If your family is like ours in the run-up to the school holidays, there can be something of a scramble to find activities (as well as copious snacks) to keep small people occupied. For people on lower incomes, things can be more difficult.
Social mobility academics also regularly identify that what happens out of school is a big factor in differences in outcomes for children of different backgrounds. For some children, holidays are a time of discovery and cultural enrichment while for others sadly they are not.
In recognition of this, the Department for Education created the ‘Holiday Activity & Food’ (or HAF for short) programmes, initially in the summer. These are kids’ clubs, free to qualifying lower-income families, run by different providers, organised by local authorities, and funded by central government.
It has been great to visit East Hants HAF sessions, and see the variety of what is on offer. This year HAF has run in the Easter holidays as well, and I recently visited a school in Southampton to see it in action.
A central feature of HAF, as the name suggests, is a nutritious meal alongside the activities.
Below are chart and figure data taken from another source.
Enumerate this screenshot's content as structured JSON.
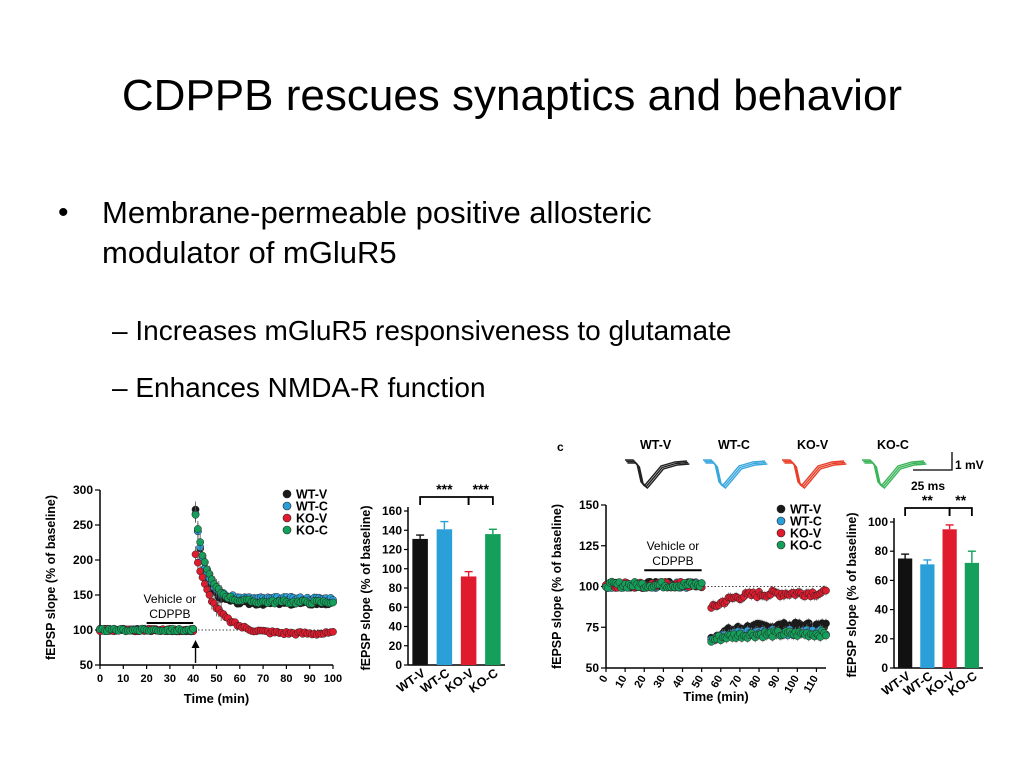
{
  "slide": {
    "title": "CDPPB rescues synaptics and behavior",
    "bullets": [
      {
        "text": "Membrane-permeable positive allosteric modulator of mGluR5",
        "line1": "Membrane-permeable positive allosteric",
        "line2": "modulator of mGluR5",
        "subs": [
          "Increases mGluR5 responsiveness to glutamate",
          "Enhances NMDA-R function"
        ]
      }
    ],
    "bullet_glyph": "•",
    "dash_glyph": "–"
  },
  "figure": {
    "panel_c_label": "c",
    "traces": {
      "labels": [
        "WT-V",
        "WT-C",
        "KO-V",
        "KO-C"
      ],
      "colors": [
        "#222222",
        "#3aa7dd",
        "#e8402a",
        "#3cb55a"
      ],
      "scale_voltage": "1 mV",
      "scale_time": "25 ms"
    },
    "groups": [
      "WT-V",
      "WT-C",
      "KO-V",
      "KO-C"
    ],
    "group_colors": [
      "#111111",
      "#2a9fd8",
      "#e01b2e",
      "#14a05a"
    ]
  },
  "chart_data": [
    {
      "type": "scatter",
      "ylabel": "fEPSP slope (% of baseline)",
      "xlabel": "Time (min)",
      "xlim": [
        0,
        100
      ],
      "ylim": [
        50,
        300
      ],
      "xticks": [
        0,
        10,
        20,
        30,
        40,
        50,
        60,
        70,
        80,
        90,
        100
      ],
      "yticks": [
        50,
        100,
        150,
        200,
        250,
        300
      ],
      "annotation": "Vehicle or CDPPB",
      "drug_window": [
        20,
        40
      ],
      "stimulus_x": 41,
      "baseline": 100,
      "legend": "top-right",
      "series": [
        {
          "name": "WT-V",
          "color": "#1a1a1a",
          "baseline": 100,
          "peak": 270,
          "steady": 138,
          "tau": 4
        },
        {
          "name": "WT-C",
          "color": "#2a9fd8",
          "baseline": 100,
          "peak": 268,
          "steady": 145,
          "tau": 4
        },
        {
          "name": "KO-V",
          "color": "#e01b2e",
          "baseline": 100,
          "peak": 210,
          "steady": 95,
          "tau": 8
        },
        {
          "name": "KO-C",
          "color": "#14a05a",
          "baseline": 100,
          "peak": 265,
          "steady": 140,
          "tau": 5
        }
      ]
    },
    {
      "type": "bar",
      "ylabel": "fEPSP slope (% of baseline)",
      "categories": [
        "WT-V",
        "WT-C",
        "KO-V",
        "KO-C"
      ],
      "values": [
        131,
        141,
        92,
        136
      ],
      "errors": [
        4,
        8,
        5,
        5
      ],
      "colors": [
        "#111111",
        "#2a9fd8",
        "#e01b2e",
        "#14a05a"
      ],
      "ylim": [
        0,
        160
      ],
      "yticks": [
        0,
        20,
        40,
        60,
        80,
        100,
        120,
        140,
        160
      ],
      "significance": [
        {
          "from": "WT-V",
          "to": "KO-V",
          "label": "***"
        },
        {
          "from": "KO-V",
          "to": "KO-C",
          "label": "***"
        }
      ]
    },
    {
      "type": "scatter",
      "ylabel": "fEPSP slope (% of baseline)",
      "xlabel": "Time (min)",
      "xlim": [
        0,
        115
      ],
      "ylim": [
        50,
        150
      ],
      "xticks": [
        0,
        10,
        20,
        30,
        40,
        50,
        60,
        70,
        80,
        90,
        100,
        110
      ],
      "yticks": [
        50,
        75,
        100,
        125,
        150
      ],
      "annotation": "Vehicle or CDPPB",
      "drug_window": [
        20,
        50
      ],
      "baseline": 100,
      "legend": "top-right",
      "series": [
        {
          "name": "WT-V",
          "color": "#1a1a1a",
          "baseline": 101,
          "dip": 68,
          "steady": 76
        },
        {
          "name": "WT-C",
          "color": "#2a9fd8",
          "baseline": 101,
          "dip": 66,
          "steady": 72
        },
        {
          "name": "KO-V",
          "color": "#e01b2e",
          "baseline": 101,
          "dip": 86,
          "steady": 96
        },
        {
          "name": "KO-C",
          "color": "#14a05a",
          "baseline": 101,
          "dip": 67,
          "steady": 71
        }
      ]
    },
    {
      "type": "bar",
      "ylabel": "fEPSP slope (% of baseline)",
      "categories": [
        "WT-V",
        "WT-C",
        "KO-V",
        "KO-C"
      ],
      "values": [
        75,
        71,
        95,
        72
      ],
      "errors": [
        3,
        3,
        3,
        8
      ],
      "colors": [
        "#111111",
        "#2a9fd8",
        "#e01b2e",
        "#14a05a"
      ],
      "ylim": [
        0,
        100
      ],
      "yticks": [
        0,
        20,
        40,
        60,
        80,
        100
      ],
      "significance": [
        {
          "from": "WT-V",
          "to": "KO-V",
          "label": "**"
        },
        {
          "from": "KO-V",
          "to": "KO-C",
          "label": "**"
        }
      ]
    }
  ]
}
Many HAF programmes also include sessions on food preparation.
At the Southampton club, coaches from Hampshire’s ‘Southern Brave’ offer sessions on the basics of cricket – and you can join a cookery masterclass with a past Masterchef winner.
In East Hampshire, this Easter holidays, there were HAF spaces for up to 600 children.
Locally, Building 94 in Bordon is now the home to ‘Creative Form’ which has created a space for young people aged 11 to 16 to try their hand at creative arts and group cookery sessions as well as off-site activities including climbing, caving and canoeing.
These holiday activities can be really helpful for the development, health and well-being of children and young people who wouldn’t otherwise be able to get that opportunity. It helps keep children active, and from an education perspective, keeps the good work achieved during term time going.
It is also a real help to parents, of course – firstly by presenting their children with that opportunity and being constructively engaged, and trying out new things.
But it also helps support parents in their own work, one of a number of initiatives that assist on that.
The highest-profile of these is the large extension we are making to childcare entitlements for pre-schoolers. You can reclaim up to 85 per cent of childcare costs through Universal Credit.
There are also now 775 breakfast club places in East Hants, and the government is increasing availability of after-school care in primaries from September.